Historic P1.015 Trillion Education Budget: A Mix of Relief and Scrutiny for Philippine Schools
The announcement of a P1.015 trillion budget for the Department of Education (DepEd) in the Philippines evokes a powerful emotional response—it feels like a national apology with commas, a rescue mission for a system stretched thin. Yet, this historic allocation, the largest in DepEd's history, is met with both relief and suspicion. For many, the reaction begins not in the halls of Congress or Malacañang, but in the early morning corridors of public schools, where teachers wipe boards that never fully turn white and children ask for spare paper as if it were a luxury.
Government's Comprehensive Approach
The government outlines a straightforward narrative: this massive budget funds a comprehensive strategy aimed at improving learning outcomes and narrowing educational gaps. Key allocations include addressing a reported 165,000-classroom backlog through new construction and repairs, expanding school-based feeding programs to millions of learners, enhancing procurement of learning materials, strengthening digital tools and connectivity, and hiring thousands of teaching and support positions, such as school counselor associates.

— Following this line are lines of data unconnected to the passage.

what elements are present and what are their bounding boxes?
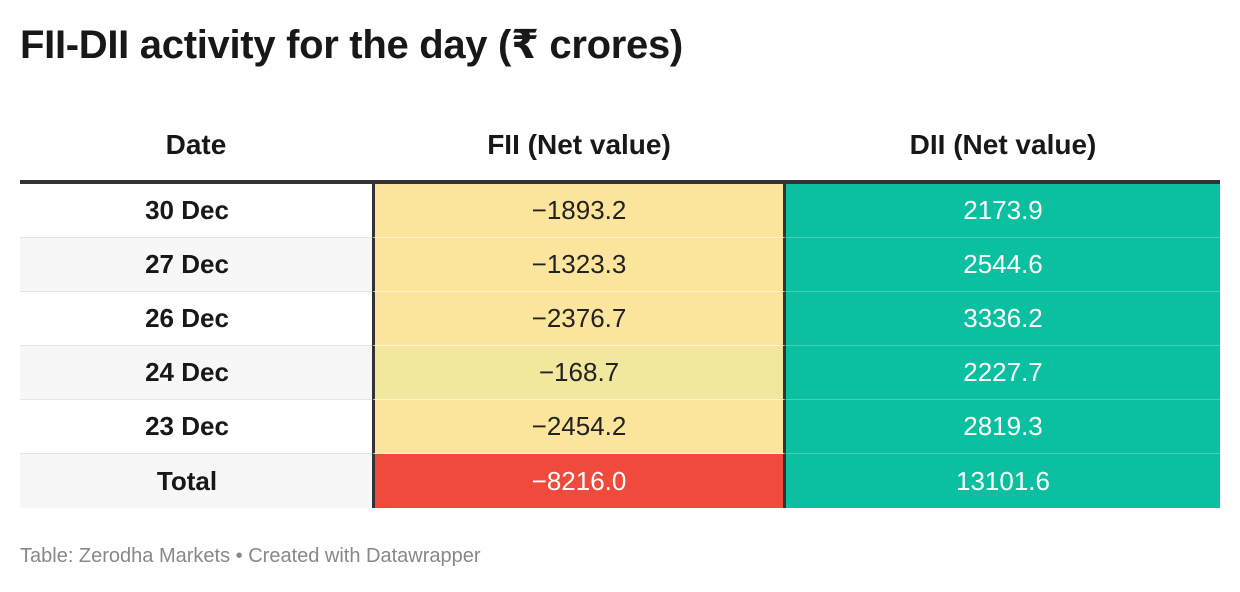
date-cell: 26 Dec <box>20 292 372 346</box>
table-row: 24 Dec −168.7 2227.7 <box>20 346 1220 400</box>
data-table: Date FII (Net value) DII (Net value) 30 … <box>20 110 1220 508</box>
table-body: 30 Dec −1893.2 2173.9 27 Dec −1323.3 2544.6 26… <box>20 184 1220 508</box>
column-header-date[interactable]: Date <box>165 129 227 160</box>
table-row: 30 Dec −1893.2 2173.9 <box>20 184 1220 238</box>
column-header-dii[interactable]: DII (Net value) <box>909 129 1097 160</box>
table-row: 26 Dec −2376.7 3336.2 <box>20 292 1220 346</box>
column-header-fii[interactable]: FII (Net value) <box>487 129 671 160</box>
fii-value-cell: −1893.2 <box>372 184 786 238</box>
fii-value-cell: −168.7 <box>372 346 786 400</box>
dii-value-cell: 2227.7 <box>786 346 1220 400</box>
date-cell: 27 Dec <box>20 238 372 292</box>
date-cell: Total <box>20 454 372 508</box>
dii-value-cell: 13101.6 <box>786 454 1220 508</box>
fii-value-cell: −8216.0 <box>372 454 786 508</box>
total-row: Total −8216.0 13101.6 <box>20 454 1220 508</box>
date-cell: 24 Dec <box>20 346 372 400</box>
date-cell: 23 Dec <box>20 400 372 454</box>
source-footer: Table: Zerodha Markets • Created with Da… <box>20 545 481 567</box>
table-header: Date FII (Net value) DII (Net value) <box>20 110 1220 184</box>
dii-value-cell: 2544.6 <box>786 238 1220 292</box>
fii-value-cell: −2376.7 <box>372 292 786 346</box>
fii-value-cell: −1323.3 <box>372 238 786 292</box>
table-row: 23 Dec −2454.2 2819.3 <box>20 400 1220 454</box>
table-row: 27 Dec −1323.3 2544.6 <box>20 238 1220 292</box>
date-cell: 30 Dec <box>20 184 372 238</box>
dii-value-cell: 2819.3 <box>786 400 1220 454</box>
dii-value-cell: 3336.2 <box>786 292 1220 346</box>
page-title: FII-DII activity for the day (₹ crores) <box>20 23 683 67</box>
fii-value-cell: −2454.2 <box>372 400 786 454</box>
dii-value-cell: 2173.9 <box>786 184 1220 238</box>
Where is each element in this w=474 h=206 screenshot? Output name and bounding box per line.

On paper, these line items appear to heed the long-standing pleas of teachers who have waited in faculty rooms with electric fans sounding like tired engines. Classrooms, nutrition, and teacher support are not trivial matters; they are foundational. Anyone who has witnessed a hungry student struggle to read understands how learning recovery can devolve into mere survival.
Analysts Question the Celebration
However, the moment we treat this budget as automatic progress is when we risk neglecting the critical Pinoy question: Saan mapupunta? (Where will it go?). This query gained urgency when analysts, including the People's Budget Coalition, challenged the administration's celebration of hitting the Unesco spending benchmark for education. They argue that the math relies on including items outside core education agencies and local funds like the Special Education Fund, effectively widening the goalpost to meet targets.
Their concern is not about reducing education funding but about transparency. If we accept the trillion-peso figure as proof of priority without scrutiny, we may relax prematurely. Instead, treating it as a promise requiring verification maintains necessary pressure—pressure that hardens concrete, enforces procurement deadlines, and transforms soon into actual dates rather than vague seasons.
Structural Challenges and Teacher Scapegoating
Often, when the system fails, teachers become the easiest scapegoats. Yet, any educator attempting to teach reading comprehension to a class of fifty knows the real bottlenecks are structural. The first test of this budget's efficacy is visible and measurable: classrooms that exist, are safe, and are functional. DepEd's infrastructure push, while unglamorous, is foundational. A repaired roof isn't a photo opportunity; it's the difference between continuing a lesson and canceling it due to rain. Every completed classroom represents a quiet moral victory, but public vigilance is crucial to prevent good intentions from dying in change orders, ghost deliveries, or superficially complete projects.
Nutrition, Technology, and Teacher Welfare
The second test focuses on nutrition, as learning cannot thrive on empty stomachs. Hunger can turn bright children into quiet shadows. DepEd's expanded school-based feeding program is a practical component of the 2026 plan, treating learning as something a body must sustain. However, this initiative must be guarded through real procurement, delivery, and monitoring to ensure meals are more than just accomplishments on paper.
Technology presents another challenge. Distributing devices without addressing weak internet or providing adequate training can render laptops expensive paperweights. Success lies in unglamorous details: appropriate specifications, teacher training, repairs, and lesson designs resilient to signal loss. If teachers report benefits after a month, the effort has worked.
Teacher welfare is equally practical. More teaching positions, administrative staff, and counselor associates can return valuable time to educators, reducing paperwork and allowing more focus on teaching and student well-being beyond worksheets.
Monitoring for Real Results
Will this budget fix the system? Only if we monitor it as diligently as a family budget. Instead of applauding the purchase, we must check the results: Did everyone eat? Did learning improve? Did waste shrink? The hope is simple: learners reading by Grade 3, teachers no longer spending out of pocket, and schools that no longer normalize hunger and overload. A trillion pesos is impressive, but learning is the true proof of its success.